Replace a hardware component on an Azure Stack Hub scale unit node
This article describes the general process to replace hardware components that are non hot-swappable. Actual replacement steps vary based on your original equipment manufacturer (OEM) hardware vendor. See your vendor's field replaceable unit (FRU) documentation for detailed steps that are specific to your Azure Stack Hub integrated system.
Firmware leveling is critical for the success of the operation described in this article. Missing this step can lead to system instability, performance decrease, security threats, or prevent Azure Stack Hub automation from deploying the operating system. Always consult your hardware partner's documentation when replacing hardware to ensure the applied firmware matches the OEM Version displayed in the Azure Stack Hub administrator portal.
Azure Stack Hub requires that the configuration of all servers in the solution have the same configuration, including for example CPU (model, cores), memory quantity, NIC and link speeds, and storage devices. Azure Stack Hub does not support a change in CPU models during hardware replacement or when adding a scale unit node. A change in CPU, such as an upgrade, will require uniform CPUs in each scale unit node and a redeployment of Azure Stack Hub.
Non hot-swappable components include the following items:
- CPU (must be of the same type (model, cores)*
- Motherboard/baseboard management controller (BMC)/video card
- Disk controller/host bus adapter (HBA)/backplane
- Network adapter (NIC)
- Graphics processing unit (GPU)
- Operating system disk*
- Data drives (drives that don't support hot swap, for example PCI-e add-in cards)*
*These components may support hot swap, but can vary based on vendor implementation. See your OEM vendor's FRU documentation for detailed steps.
The following flow diagram shows the general FRU process to replace a non hot-swappable hardware component.
- This action may not be required based on the physical condition of the hardware.
** Whether your OEM hardware vendor does the component replacement and updates the firmware could vary based on your support contract.
Review alert information
The Azure Stack Hub health and monitoring system tracks the health of network adapters and data drives controlled by Storage Spaces Direct. It doesn't track other hardware components. For all other hardware components, alerts are raised in the vendor-specific hardware monitoring solution that runs on the hardware lifecycle host.
Component replacement process
The following steps provide a high-level overview of the component replacement process. Don't follow these steps without referring to your OEM-provided FRU documentation.
Use the Shutdown action to gracefully shut down the scale unit node. This action may not be required based on the physical condition of the hardware.

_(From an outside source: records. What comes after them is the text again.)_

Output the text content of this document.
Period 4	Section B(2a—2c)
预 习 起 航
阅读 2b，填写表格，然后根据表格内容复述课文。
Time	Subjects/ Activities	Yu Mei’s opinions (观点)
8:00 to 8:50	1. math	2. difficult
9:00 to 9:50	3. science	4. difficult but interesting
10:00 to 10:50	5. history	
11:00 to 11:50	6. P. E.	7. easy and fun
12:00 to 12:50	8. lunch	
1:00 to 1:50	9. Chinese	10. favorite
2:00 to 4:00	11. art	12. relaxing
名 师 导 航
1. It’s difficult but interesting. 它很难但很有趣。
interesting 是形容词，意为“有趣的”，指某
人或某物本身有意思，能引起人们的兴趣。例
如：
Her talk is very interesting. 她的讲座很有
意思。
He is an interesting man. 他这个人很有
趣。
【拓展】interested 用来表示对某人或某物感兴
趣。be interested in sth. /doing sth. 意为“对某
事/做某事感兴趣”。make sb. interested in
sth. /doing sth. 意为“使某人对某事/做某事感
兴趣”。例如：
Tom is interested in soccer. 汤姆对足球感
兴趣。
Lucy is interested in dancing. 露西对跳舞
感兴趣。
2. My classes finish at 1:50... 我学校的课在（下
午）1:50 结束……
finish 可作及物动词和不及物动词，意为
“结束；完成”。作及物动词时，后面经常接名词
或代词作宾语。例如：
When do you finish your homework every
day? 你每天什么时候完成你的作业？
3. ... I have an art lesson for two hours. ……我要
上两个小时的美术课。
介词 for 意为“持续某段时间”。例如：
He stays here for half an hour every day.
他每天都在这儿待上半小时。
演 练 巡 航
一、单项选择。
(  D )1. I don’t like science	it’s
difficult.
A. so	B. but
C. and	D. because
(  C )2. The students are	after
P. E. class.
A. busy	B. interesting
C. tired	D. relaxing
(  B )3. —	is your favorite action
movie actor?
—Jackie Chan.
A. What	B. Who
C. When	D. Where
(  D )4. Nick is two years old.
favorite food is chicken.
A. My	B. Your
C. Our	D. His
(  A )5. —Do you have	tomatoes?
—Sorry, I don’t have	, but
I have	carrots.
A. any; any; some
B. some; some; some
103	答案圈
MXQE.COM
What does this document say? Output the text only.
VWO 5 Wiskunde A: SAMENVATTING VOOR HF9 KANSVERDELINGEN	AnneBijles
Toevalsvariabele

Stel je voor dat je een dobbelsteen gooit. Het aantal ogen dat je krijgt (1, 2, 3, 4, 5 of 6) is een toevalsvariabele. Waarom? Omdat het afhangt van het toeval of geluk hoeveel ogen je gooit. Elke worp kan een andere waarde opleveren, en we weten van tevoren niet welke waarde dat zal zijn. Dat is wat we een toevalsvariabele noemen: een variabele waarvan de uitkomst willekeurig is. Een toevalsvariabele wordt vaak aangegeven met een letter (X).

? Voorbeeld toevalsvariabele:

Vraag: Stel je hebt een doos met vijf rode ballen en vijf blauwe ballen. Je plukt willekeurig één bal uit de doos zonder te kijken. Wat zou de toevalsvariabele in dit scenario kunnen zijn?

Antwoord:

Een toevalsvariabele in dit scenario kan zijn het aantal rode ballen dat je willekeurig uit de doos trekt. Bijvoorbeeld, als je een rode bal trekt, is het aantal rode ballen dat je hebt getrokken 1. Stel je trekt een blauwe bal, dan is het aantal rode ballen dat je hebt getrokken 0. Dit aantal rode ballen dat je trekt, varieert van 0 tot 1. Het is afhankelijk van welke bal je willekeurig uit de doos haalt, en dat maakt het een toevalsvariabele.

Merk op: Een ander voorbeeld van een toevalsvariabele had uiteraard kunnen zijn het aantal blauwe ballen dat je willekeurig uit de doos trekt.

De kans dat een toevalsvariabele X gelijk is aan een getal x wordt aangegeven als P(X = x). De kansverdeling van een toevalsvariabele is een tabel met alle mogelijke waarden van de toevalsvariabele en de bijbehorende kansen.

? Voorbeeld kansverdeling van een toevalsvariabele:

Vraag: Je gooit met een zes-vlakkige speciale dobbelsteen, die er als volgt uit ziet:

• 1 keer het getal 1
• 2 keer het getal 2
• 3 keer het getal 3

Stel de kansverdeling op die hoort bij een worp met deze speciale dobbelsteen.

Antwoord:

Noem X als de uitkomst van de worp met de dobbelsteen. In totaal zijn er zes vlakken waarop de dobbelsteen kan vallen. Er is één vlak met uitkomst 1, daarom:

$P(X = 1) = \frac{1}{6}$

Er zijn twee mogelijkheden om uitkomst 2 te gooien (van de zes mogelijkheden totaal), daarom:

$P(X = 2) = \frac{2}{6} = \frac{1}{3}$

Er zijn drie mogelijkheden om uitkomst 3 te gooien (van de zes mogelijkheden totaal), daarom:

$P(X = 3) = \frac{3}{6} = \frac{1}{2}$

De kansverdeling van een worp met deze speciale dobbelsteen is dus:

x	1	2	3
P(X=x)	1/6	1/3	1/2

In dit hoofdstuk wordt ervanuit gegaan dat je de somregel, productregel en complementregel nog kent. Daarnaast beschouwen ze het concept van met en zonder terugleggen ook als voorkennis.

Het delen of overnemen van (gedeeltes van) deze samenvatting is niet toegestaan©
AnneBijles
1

In an unlikely case the shutdown action does fail, use the Drain action to put the scale unit node into maintenance mode. This action may not be required based on the physical condition of the hardware.
In any case, only one node can be disabled and powered off at the same time without breaking the S2D (Storage Spaces Direct).
After the scale unit node is in maintenance mode, use the Power off action. This action may not be required based on the physical condition of the hardware.
In the unlikely case that the power off action doesn't work, use the baseboard management controller (BMC) web interface instead.
Replace the damaged hardware component. Whether your OEM hardware vendor does the component replacement could vary based on your support contract.
Update the firmware. Follow your vendor-specific firmware update process using the hardware lifecycle host to make sure the replaced hardware component has the approved firmware level applied. Whether your OEM hardware vendor does this step could vary based on your support contract.
Use the Repair action to bring the scale unit node back into the scale unit.
Use the privileged endpoint to check the status of virtual disk repair. With new data drives, a full storage repair job can take multiple hours depending on system load and consumed space.
After the repair action has finished, validate that all active alerts have been automatically closed.